Original poster: Jim Lux <jimlux@xxxxxxxxxxxxx>

At 11:51 AM 11/26/2005, you wrote:
Original poster: Terry Fritz <vardin@xxxxxxxxxxxxxxxxxxxxxxx>

Hi Jim,

At 08:16 AM 11/26/2005, you wrote:
...........
If you want to "estimate" the voltage on your tesla coil from it's physical design, your best bet is to measure the radius of curvature. The voltage won't be much higher than the radius of curvature in cm times 30 kV/cm, and will likely be lower (since that's the max voltage for smooth sphere with nothing around it).

I have noticed that the "breakout voltage" does tend to correspond to the radius of curvature and all. However, the top voltage can then go substantially beyond that. If there is a lot of power behind the arcs. Then the "breakout loading" is just not enough to hold the voltage down. So it does not act like say a hard Zener diode, but rather a Zener with a big resistor in series with it.

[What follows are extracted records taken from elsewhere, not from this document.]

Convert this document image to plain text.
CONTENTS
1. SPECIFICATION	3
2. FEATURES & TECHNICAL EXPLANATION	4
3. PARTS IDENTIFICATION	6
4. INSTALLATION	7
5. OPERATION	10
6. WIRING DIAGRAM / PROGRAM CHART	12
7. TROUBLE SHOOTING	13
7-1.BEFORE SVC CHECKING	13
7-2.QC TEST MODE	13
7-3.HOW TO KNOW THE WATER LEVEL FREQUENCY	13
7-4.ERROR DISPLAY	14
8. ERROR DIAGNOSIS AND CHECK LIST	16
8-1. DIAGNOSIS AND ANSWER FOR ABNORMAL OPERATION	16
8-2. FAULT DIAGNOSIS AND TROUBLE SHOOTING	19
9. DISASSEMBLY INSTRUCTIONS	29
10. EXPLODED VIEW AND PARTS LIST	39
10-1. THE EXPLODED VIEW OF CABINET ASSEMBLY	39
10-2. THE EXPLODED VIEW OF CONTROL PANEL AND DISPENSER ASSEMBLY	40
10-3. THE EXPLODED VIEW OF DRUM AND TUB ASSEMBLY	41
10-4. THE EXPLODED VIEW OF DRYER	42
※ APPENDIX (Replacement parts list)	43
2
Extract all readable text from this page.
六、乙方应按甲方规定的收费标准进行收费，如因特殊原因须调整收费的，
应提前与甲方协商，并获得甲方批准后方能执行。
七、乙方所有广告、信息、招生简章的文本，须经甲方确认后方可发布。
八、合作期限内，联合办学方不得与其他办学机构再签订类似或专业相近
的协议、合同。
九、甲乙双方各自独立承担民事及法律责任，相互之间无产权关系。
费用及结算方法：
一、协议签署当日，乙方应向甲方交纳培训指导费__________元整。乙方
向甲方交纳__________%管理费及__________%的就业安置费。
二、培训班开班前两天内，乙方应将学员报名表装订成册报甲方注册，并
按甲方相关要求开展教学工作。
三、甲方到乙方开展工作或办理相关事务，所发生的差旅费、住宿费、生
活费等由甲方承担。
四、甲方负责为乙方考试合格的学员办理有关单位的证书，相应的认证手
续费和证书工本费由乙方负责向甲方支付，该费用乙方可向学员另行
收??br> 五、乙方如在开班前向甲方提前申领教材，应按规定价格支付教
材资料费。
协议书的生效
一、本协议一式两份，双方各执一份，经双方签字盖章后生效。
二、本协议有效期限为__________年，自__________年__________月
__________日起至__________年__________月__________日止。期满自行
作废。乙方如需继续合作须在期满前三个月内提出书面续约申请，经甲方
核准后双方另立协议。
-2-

Hmmm... That is.. the secondary inductor is still putting current/charge into the topload, and the charge isn't being lost fast enough through corona and streamers. I suppose there's also a "inductance of the topload" effect that would slow down the movement of charge off the topload.

So. the voltage would rise rapidly to breakout, and then, keep rising, somewhat slower, after that?